A lição do Flamengo

Está na hora de seguir o exemplo e importar um técnico português para cuidar de nossa educação.

Simon Schwartzman, O Estado de S.Paulo

13 de maio de 2022 | 03h00

O 7 x 1 derrubou o mito de que bastavam o talento e a esperteza de alguns jogadores para sermos os melhores do mundo, e o futebol brasileiro só começou a sair do buraco quando o Flamengo decidiu importar um técnico português. Está na hora de seguir o exemplo e importar um técnico português para cuidar de nossa educação.

A Copa do Mundo da educação é o exame Pisa, que avalia estudantes de 15 anos que estão completando a educação fundamental em dezenas de países em leitura, Matemática e Ciências. A nota média em cada uma das provas é 500, e o Brasil, desde que começou a participar, passou de 386 em leitura, em 2000, para 413 em 2018. Entre 2009 e 2018, os resultados praticamente não se alteraram em nenhuma das três áreas. Isso significa que, em 2018, metade dos jovens que terminam o ensino médio não tem a capacidade mínima de leitura esperada (abaixo do nível 2) e só 2% demonstram alto desempenho (acima do nível 4). E isso apesar de que os investimentos públicos por aluno tivessem mais que triplicado no período.

Portugal começou um pouco melhor, mas bem abaixo dos outros países europeus, mas em 2018 já havia se aproximado da média europeia. Em 2018, 20% dos estudantes portugueses ainda terminavam o ensino médio abaixo do mínimo esperado em leitura e 7% demonstraram alto desempenho.

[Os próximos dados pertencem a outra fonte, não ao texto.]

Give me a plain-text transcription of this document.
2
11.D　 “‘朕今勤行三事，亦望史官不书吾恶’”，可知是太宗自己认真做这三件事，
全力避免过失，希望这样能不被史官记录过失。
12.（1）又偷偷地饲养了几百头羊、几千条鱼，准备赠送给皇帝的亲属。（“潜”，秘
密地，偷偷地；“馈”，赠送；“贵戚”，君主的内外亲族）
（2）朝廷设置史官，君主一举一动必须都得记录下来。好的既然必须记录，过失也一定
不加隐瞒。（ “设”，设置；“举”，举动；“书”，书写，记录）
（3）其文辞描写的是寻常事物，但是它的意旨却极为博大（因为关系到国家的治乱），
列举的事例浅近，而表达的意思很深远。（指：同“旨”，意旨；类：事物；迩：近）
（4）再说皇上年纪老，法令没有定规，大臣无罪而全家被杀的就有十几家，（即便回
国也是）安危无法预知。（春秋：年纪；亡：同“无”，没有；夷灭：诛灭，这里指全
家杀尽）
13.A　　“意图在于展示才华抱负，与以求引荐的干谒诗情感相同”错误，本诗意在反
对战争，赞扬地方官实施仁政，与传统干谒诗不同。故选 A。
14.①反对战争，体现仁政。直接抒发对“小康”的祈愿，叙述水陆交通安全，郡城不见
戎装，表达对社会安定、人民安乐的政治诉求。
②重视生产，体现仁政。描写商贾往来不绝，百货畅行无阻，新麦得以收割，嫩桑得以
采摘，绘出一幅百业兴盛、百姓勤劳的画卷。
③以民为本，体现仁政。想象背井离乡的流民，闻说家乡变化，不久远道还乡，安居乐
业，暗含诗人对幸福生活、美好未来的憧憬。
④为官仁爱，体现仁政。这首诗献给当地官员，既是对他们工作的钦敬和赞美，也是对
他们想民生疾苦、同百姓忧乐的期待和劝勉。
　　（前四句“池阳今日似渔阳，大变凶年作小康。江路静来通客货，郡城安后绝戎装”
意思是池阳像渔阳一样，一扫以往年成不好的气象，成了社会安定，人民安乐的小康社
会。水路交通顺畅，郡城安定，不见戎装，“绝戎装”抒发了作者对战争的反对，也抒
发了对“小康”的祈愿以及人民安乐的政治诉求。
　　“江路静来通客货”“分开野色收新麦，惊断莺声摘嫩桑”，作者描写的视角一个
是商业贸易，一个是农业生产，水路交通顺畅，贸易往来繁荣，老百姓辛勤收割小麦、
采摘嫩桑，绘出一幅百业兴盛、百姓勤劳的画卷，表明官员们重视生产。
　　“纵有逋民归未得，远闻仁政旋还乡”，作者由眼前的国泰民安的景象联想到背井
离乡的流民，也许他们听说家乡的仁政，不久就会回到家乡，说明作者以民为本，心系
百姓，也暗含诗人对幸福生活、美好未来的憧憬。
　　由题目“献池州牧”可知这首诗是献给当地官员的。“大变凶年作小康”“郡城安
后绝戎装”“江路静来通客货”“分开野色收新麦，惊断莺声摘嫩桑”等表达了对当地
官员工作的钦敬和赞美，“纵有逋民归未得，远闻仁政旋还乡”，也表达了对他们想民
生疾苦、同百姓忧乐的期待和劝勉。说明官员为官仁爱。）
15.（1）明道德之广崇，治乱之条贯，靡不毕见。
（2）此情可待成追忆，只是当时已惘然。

Existe uma clara associação entre desempenho escolar e a condição social das famílias dos estudantes, e uma das primeiras políticas de Portugal, na gestão da ministra Lurdes Rodrigues (2005 a 2009), para melhorar a qualidade de sua educação foi implantar uma série de programas destinados a apoiar e melhorar o desempenho das escolas que atendem às populações de baixa renda. Depois, na gestão de Nuno Crato, entre 2011 e 2015, a ênfase foi estabelecer metas claras de desempenho em leitura, Matemática e Ciências, com mais horas de ensino nessas matérias, um exame nacional obrigatório de Matemática e Português ao final do ensino médio, reforço na formação de professores e maior autonomia para as escolas se responsabilizarem pelo cumprimento de suas metas. Houve, também, um investimento na diversificação do ensino médio, criando oportunidades adequadas de formação para estudantes com diferentes níveis de desempenho.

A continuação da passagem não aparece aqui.